When I started ProActuarial Insights in 2024, AI was a curiosity.
I was doing the same work I'd been doing for years: combining line-level medical claims analysis with financial storytelling to help healthcare organizations manage and contain claims cost. ChatGPT had entered the picture, but I hadn't gone beyond the basics. I hadn't used it for actuarial work, and I wasn't convinced I ever would.
That changed in 2025. Three weeks into a redesign of my company website using Wix, I had spent more time fighting the tool than building the site. I knew enough then to know I could have used AI from the start, so I scrapped what I had and started fresh. Three days later, the redesign was done and the site was published.

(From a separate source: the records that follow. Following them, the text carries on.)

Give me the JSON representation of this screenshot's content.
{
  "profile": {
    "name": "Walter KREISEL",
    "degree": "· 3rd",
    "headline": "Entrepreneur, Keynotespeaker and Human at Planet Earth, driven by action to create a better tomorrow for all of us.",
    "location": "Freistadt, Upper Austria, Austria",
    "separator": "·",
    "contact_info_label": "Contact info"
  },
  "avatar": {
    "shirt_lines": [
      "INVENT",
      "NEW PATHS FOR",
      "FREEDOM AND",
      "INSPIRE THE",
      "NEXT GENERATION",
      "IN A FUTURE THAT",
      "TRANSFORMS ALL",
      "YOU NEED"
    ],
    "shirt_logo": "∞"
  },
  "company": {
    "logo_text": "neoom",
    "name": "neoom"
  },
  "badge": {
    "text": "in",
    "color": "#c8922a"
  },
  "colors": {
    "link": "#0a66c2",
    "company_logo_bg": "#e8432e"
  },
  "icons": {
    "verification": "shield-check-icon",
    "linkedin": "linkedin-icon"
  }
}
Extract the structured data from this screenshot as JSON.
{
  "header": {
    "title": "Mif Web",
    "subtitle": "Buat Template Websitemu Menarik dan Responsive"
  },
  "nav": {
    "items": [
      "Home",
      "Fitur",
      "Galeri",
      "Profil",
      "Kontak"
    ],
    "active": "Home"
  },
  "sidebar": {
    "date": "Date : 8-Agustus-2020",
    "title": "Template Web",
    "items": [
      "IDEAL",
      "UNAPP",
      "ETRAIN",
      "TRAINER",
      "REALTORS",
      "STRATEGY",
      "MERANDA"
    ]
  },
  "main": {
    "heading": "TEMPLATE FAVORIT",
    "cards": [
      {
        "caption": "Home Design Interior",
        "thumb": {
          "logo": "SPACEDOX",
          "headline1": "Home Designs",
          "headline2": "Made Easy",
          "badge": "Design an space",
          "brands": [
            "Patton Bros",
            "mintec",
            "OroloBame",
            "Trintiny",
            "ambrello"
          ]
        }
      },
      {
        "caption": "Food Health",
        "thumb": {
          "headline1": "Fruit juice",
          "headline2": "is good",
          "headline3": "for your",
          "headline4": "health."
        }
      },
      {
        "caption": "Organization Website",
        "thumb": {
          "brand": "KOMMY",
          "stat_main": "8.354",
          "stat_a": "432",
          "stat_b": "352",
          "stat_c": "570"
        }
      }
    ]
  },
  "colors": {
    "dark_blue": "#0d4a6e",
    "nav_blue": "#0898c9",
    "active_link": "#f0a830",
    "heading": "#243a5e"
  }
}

Three days became three months. I moved from editing website copy to building production-ready claims dashboards in Claude Code, running networks of AI agents, and standing up my own private server to run local models. The website build showed me what AI was capable of; the exploration that followed convinced me it belonged in actuarial practice.
Today I'm focused on helping actuaries implement AI the right way. That requires domain expertise. Your company's AI strategy is the starting point, but it doesn't specify how to keep AI separate from actuarial judgment, or where that judgment even lies. It doesn't define the liability unique to actuaries, and how to ensure professional standards are met. For that, you need more than technical expertise. You need an actuary, one who's already building in AI.